Website rework progress #2

November 16th, 2006

Well, I haven't sorted out the IE7 problem yet, but I have found a fix for the load speed problem. It's a plug-in called wp-cache. You can get it here:

http://mnm.uib.es/gallir/wp-cache-2

Installing this plug-in has taken my time-to-load from 25+ seconds to just 3”“4 seconds, which compares very nicely with the performance I was getting from Plone. It does this by caching pages on the server so that preprepared HTML pages are served up to your browser, rather than dynamically generating pages on request, using PHP. You can check that you're looking at a cached page by viewing the source of the page. If it's a cached page, the last line of the source will be:

!-- Cached page served by WP-Cache --

Two installation methods are documented. I chose the manual method, just because that's the one everyone seems to talk about, so I reckonned I'd stick with tried-and-tested. Installation is a little more difficult than installing most WordPress plug-ins. But if you're used to ploytering around on a UNIX command line on your Web server you'll find it easy enough.
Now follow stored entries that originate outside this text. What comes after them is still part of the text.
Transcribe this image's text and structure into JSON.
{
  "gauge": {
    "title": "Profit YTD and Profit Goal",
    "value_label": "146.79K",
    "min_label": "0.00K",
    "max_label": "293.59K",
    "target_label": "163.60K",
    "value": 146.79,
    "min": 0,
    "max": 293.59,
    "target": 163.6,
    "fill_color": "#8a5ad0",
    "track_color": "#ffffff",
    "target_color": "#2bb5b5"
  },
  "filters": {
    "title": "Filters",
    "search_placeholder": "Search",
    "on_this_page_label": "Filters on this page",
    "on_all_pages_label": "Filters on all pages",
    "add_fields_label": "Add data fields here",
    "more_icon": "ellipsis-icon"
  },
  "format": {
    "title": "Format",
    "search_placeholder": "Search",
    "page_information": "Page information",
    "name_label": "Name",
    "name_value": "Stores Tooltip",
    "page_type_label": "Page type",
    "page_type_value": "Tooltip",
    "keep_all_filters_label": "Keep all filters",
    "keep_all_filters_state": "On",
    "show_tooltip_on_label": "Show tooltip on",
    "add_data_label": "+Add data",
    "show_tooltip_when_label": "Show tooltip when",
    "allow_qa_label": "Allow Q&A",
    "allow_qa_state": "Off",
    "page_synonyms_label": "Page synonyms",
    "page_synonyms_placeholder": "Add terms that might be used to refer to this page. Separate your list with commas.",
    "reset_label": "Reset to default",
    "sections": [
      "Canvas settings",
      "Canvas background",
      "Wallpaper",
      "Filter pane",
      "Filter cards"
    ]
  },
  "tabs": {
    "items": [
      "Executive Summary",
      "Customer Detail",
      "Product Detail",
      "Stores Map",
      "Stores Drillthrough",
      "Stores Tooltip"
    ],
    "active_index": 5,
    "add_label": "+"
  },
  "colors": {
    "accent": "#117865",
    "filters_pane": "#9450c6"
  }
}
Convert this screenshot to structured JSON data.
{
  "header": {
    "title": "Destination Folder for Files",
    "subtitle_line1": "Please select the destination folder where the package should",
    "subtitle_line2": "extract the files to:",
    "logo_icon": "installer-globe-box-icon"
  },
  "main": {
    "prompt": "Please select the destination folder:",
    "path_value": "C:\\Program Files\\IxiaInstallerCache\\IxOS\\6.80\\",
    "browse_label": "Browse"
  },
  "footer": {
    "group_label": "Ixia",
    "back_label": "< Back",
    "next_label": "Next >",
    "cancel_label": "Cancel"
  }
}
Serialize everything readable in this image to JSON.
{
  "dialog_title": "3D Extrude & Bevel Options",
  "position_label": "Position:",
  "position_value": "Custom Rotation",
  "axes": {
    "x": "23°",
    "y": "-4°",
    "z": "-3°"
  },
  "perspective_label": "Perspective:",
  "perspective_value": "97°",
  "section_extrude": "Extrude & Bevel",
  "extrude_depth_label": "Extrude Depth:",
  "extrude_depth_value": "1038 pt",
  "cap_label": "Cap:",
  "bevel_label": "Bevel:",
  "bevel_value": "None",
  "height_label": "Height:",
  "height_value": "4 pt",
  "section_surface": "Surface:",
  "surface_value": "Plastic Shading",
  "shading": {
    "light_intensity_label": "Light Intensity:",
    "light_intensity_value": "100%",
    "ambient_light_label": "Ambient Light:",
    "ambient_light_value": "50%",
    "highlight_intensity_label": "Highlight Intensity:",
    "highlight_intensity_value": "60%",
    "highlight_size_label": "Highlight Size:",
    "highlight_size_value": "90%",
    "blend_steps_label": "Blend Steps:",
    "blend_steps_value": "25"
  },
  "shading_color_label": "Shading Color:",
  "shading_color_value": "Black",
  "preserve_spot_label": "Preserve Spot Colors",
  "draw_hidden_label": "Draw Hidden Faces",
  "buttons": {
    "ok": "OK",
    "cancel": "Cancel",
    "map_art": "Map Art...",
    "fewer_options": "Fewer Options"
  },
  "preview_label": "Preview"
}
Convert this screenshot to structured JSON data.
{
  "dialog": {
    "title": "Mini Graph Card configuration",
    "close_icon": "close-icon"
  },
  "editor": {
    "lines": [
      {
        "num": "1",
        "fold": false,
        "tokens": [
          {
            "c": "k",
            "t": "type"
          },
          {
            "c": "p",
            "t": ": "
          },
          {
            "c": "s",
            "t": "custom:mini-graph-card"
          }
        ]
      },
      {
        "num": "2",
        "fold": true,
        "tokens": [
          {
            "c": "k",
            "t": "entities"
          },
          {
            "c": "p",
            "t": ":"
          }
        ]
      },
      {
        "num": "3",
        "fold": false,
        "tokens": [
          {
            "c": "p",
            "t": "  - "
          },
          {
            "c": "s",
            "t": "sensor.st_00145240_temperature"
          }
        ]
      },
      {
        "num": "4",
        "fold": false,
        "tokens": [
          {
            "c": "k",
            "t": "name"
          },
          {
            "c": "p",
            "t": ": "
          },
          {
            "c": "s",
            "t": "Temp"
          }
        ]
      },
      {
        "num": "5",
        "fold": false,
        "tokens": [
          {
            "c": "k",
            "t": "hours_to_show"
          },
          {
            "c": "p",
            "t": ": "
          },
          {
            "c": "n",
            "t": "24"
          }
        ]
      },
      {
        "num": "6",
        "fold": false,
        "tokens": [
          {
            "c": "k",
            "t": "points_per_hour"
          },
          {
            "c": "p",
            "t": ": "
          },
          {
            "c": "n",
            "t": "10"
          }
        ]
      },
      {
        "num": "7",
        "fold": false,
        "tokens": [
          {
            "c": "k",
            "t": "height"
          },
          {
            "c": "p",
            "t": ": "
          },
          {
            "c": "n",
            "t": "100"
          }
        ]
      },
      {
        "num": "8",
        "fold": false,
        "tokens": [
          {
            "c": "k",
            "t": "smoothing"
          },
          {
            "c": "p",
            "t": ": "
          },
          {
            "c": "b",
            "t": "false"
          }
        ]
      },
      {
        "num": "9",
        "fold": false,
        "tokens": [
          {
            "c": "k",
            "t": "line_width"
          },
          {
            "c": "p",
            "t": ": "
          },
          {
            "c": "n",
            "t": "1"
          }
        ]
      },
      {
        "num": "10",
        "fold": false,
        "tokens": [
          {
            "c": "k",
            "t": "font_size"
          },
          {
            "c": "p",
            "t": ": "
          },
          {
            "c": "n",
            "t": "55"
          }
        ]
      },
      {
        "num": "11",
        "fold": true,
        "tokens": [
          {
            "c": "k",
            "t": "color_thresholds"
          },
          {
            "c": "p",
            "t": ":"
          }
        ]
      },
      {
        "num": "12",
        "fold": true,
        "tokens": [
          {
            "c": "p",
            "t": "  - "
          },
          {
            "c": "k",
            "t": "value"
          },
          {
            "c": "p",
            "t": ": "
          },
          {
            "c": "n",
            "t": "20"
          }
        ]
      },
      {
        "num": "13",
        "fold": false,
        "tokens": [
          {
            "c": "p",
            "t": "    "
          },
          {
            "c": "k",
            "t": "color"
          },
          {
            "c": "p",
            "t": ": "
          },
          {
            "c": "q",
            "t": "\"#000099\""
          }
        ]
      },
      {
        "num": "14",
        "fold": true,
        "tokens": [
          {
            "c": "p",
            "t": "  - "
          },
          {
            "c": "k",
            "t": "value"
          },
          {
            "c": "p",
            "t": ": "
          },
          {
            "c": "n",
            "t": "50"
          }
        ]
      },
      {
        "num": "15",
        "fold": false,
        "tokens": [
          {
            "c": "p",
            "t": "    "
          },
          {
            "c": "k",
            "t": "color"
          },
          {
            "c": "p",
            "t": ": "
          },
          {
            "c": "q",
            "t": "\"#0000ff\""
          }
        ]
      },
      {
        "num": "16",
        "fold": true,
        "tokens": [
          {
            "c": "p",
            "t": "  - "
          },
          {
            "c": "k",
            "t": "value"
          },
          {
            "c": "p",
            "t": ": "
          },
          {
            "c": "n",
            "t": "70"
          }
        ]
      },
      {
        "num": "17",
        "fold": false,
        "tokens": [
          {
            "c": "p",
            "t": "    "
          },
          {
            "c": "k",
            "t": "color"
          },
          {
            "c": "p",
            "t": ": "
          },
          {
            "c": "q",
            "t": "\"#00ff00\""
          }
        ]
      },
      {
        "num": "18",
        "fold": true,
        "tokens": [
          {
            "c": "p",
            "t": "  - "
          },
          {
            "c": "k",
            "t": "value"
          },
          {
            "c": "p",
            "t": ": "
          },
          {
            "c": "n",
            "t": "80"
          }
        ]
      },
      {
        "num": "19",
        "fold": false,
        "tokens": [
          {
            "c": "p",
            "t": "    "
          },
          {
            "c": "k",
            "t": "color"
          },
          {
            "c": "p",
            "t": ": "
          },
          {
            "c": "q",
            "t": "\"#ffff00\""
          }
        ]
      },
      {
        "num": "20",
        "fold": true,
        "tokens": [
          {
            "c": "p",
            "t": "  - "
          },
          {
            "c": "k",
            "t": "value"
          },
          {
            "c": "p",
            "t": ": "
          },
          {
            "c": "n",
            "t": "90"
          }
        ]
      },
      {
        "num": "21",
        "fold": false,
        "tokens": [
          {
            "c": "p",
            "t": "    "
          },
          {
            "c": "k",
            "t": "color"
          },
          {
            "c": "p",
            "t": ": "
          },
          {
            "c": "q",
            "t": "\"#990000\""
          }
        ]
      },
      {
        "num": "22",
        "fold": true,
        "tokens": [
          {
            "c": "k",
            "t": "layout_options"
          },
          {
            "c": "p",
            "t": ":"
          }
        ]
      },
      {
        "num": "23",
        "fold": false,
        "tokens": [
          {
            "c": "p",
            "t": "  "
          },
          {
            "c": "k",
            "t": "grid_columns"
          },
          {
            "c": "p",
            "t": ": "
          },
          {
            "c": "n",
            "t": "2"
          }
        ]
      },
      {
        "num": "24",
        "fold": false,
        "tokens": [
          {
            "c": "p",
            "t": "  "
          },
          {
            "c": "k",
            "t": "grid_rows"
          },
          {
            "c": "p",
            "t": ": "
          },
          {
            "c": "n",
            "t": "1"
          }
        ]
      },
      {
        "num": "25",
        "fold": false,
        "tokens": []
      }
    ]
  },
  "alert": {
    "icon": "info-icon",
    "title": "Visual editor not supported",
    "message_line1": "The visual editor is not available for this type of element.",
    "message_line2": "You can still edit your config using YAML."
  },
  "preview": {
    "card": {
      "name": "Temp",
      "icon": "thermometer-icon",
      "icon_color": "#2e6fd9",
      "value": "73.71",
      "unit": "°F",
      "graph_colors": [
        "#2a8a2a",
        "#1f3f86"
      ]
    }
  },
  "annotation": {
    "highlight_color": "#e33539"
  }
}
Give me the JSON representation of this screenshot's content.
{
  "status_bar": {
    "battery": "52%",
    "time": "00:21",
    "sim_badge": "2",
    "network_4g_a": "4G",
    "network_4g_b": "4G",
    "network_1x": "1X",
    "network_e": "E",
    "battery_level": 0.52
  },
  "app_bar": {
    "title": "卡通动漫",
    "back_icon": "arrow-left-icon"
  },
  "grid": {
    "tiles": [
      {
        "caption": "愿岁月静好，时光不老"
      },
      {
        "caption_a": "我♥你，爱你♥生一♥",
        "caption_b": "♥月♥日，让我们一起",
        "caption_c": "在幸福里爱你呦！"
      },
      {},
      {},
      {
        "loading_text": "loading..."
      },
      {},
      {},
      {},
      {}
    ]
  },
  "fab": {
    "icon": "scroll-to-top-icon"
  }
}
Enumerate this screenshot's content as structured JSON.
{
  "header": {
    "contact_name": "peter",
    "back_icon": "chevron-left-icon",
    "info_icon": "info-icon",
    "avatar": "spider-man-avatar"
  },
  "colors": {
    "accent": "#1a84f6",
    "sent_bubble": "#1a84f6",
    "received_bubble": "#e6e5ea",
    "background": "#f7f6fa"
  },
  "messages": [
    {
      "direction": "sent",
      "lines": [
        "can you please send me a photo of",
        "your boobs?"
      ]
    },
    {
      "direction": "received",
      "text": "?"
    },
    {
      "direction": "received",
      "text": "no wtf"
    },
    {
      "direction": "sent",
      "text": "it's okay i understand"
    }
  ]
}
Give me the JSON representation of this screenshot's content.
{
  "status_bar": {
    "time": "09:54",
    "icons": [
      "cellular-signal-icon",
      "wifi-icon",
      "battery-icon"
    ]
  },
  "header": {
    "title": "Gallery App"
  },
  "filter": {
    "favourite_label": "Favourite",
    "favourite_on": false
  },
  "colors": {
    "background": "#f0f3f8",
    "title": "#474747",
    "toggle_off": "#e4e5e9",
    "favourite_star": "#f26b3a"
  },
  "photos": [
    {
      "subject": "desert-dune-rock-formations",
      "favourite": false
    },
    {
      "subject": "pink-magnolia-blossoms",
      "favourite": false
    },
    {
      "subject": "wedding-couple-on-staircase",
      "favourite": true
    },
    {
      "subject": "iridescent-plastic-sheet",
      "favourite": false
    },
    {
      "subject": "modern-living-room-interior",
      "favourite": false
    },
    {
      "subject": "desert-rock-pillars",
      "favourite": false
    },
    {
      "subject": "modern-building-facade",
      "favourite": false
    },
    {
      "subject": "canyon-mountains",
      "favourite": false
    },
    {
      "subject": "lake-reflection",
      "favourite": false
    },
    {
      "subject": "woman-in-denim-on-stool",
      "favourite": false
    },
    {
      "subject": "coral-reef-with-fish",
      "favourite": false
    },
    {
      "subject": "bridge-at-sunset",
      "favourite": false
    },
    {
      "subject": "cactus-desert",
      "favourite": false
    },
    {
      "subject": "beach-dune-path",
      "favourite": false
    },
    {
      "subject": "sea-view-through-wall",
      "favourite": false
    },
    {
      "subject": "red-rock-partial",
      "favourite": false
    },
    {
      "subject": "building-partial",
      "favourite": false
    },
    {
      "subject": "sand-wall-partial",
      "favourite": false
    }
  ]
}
There are 2 little problems with this plug-in that you must watch out for. Both of these cause your site to serve up completely blank pages after you install the wp-cache plug-in.

  1. If you're server uses PHP 5 you need to edit /wp-content/plugins/wp-cache/wp-cache-phase2.php, locate ob_end_clean(); in this file and replace it with ob_end_flush();That is, you need to change "clean" to "flush".
  2. Don't use the documented command for creating the symbolic link. I copied and pasted it onto the command line and it created a duff symlink. The correct command, from the wp-content directory is:ln -s plugins/wp-cache/wp-cache-phase1.php advanced-cache.php

Once you've sorted this out and added the define statement to your wp-config.php, you can go to the Options section of the WordPress admin and you'll see a WP-Cache tab. Go in there and click the button to enable the cache. Having done that everything should work fine and your pages will fly.

Incidentally, I just did a php -v and realised I'm still on PHP 4.3, so I guess I should go and change back that ob_end_clean(); function, but it seems to work fine as it is, so maybe I won't bother.